For users that are moving their bitcoin off the exchange for the first time, this wait-time may be confusing or scary. My first suggestion is still to wait for a block confirmation, but to inform the user they should check back in 10 minutes if they expect to receive a payment. Even if the exchange shows the transaction as sent, it should still remain "pending", so informative user interfaces are a potential solution to this problem.
If that is still not enough, one could connect over the peer-to-peer network and monitor transaction gossip. I advice against this approach on mobile, as there is a non-zero, even high, probability the gossip messages are missed by the time the user opens their app. However, if your app is a self-hosted "always on" program, monitoring peer to peer gossip is far more acceptable, as gossip is being monitored even if the user is not logged in.
Fee Estimation
Due to the construction of a bitcoin block, the amounts for each input cannot be known with simply the block data itself. One would need the transaction outputs corresponding to the outpoints contained in the block. This data is sometimes referred to as "undo data". Unfortunately, this means the light client cannot estimate fee rates for individual transactions in recent blocks.

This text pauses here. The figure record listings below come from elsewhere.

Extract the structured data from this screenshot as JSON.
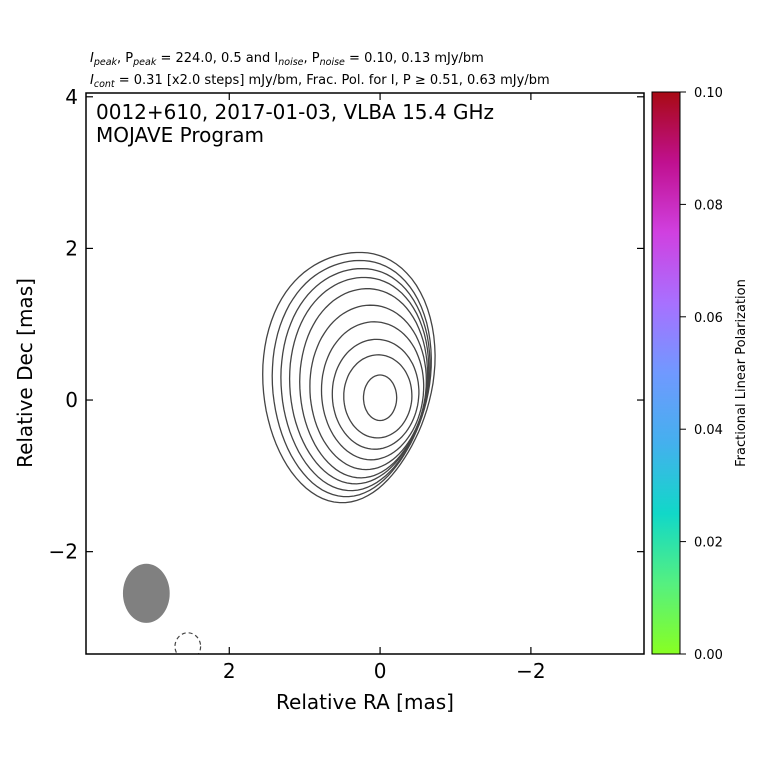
{
  "chart_data": {
    "type": "contour",
    "header": {
      "line1": {
        "a": "I",
        "a_sub": "peak",
        "b": ", P",
        "b_sub": "peak",
        "c": " = 224.0, 0.5 and I",
        "c_sub": "noise",
        "d": ", P",
        "d_sub": "noise",
        "e": " = 0.10, 0.13 mJy/bm"
      },
      "line2": {
        "a": "I",
        "a_sub": "cont",
        "b": " = 0.31 [x2.0 steps] mJy/bm, Frac. Pol. for I, P ≥ 0.51, 0.63 mJy/bm"
      }
    },
    "title_line1": "0012+610, 2017-01-03, VLBA 15.4 GHz",
    "title_line2": "MOJAVE Program",
    "xlabel": "Relative RA [mas]",
    "ylabel": "Relative Dec [mas]",
    "xlim": [
      3.9,
      -3.5
    ],
    "ylim": [
      -3.35,
      4.05
    ],
    "xticks": [
      {
        "value": 2,
        "label": "2"
      },
      {
        "value": 0,
        "label": "0"
      },
      {
        "value": -2,
        "label": "−2"
      }
    ],
    "yticks": [
      {
        "value": 4,
        "label": "4"
      },
      {
        "value": 2,
        "label": "2"
      },
      {
        "value": 0,
        "label": "0"
      },
      {
        "value": -2,
        "label": "−2"
      }
    ],
    "contour_base_mJy": 0.31,
    "contour_step_factor": 2.0,
    "contours": [
      {
        "cx": 0.0,
        "cy": 0.03,
        "a": 0.22,
        "b": 0.3
      },
      {
        "cx": 0.03,
        "cy": 0.05,
        "a": 0.45,
        "b": 0.55
      },
      {
        "cx": 0.06,
        "cy": 0.08,
        "a": 0.57,
        "b": 0.73
      },
      {
        "cx": 0.1,
        "cy": 0.13,
        "a": 0.67,
        "b": 0.92
      },
      {
        "cx": 0.16,
        "cy": 0.18,
        "a": 0.76,
        "b": 1.1
      },
      {
        "cx": 0.22,
        "cy": 0.24,
        "a": 0.83,
        "b": 1.27
      },
      {
        "cx": 0.28,
        "cy": 0.28,
        "a": 0.9,
        "b": 1.39
      },
      {
        "cx": 0.33,
        "cy": 0.3,
        "a": 0.96,
        "b": 1.5
      },
      {
        "cx": 0.38,
        "cy": 0.32,
        "a": 1.02,
        "b": 1.6
      },
      {
        "cx": 0.42,
        "cy": 0.34,
        "a": 1.1,
        "b": 1.7
      }
    ],
    "negative_contour": {
      "cx": 2.55,
      "cy": -3.25,
      "a": 0.17,
      "b": 0.18
    },
    "beam": {
      "cx": 3.1,
      "cy": -2.55,
      "a": 0.31,
      "b": 0.39,
      "color": "#808080"
    },
    "colorbar": {
      "label": "Fractional Linear Polarization",
      "range": [
        0.0,
        0.1
      ],
      "ticks": [
        "0.00",
        "0.02",
        "0.04",
        "0.06",
        "0.08",
        "0.10"
      ],
      "colors": [
        "#88ff22",
        "#55f080",
        "#11d8c8",
        "#44b0ee",
        "#7099ff",
        "#a870ff",
        "#d040e0",
        "#c0108f",
        "#a80a14"
      ]
    },
    "contour_color": "#444444"
  }
}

Servers are available to estimate fees, but this re-introduces HTTPs dependencies in the stack. If your use cases involves a small binary and strict dependency graph, there is still a solution to give fee rate approximation. The average fee rate paid in a block may be computed by taking (Coinbase output - Block subidy) / Block Weight
. Averages are more effected by outliers, so exceptionally low or high fee rates on individual transactions may skew this number. Yet, it may be good enough for your users.
This is an open area of research, and may be further improved with light weight machine learning models. However, if HTTPs is used in your app already, a server is recommended to fetch fees. As a final note, there are a mounting number of use cases for sending the "undo data" over the peer-to-peer network. If this feature is implemented, many aspects of the light client experience may be improved, including fee rate estimation.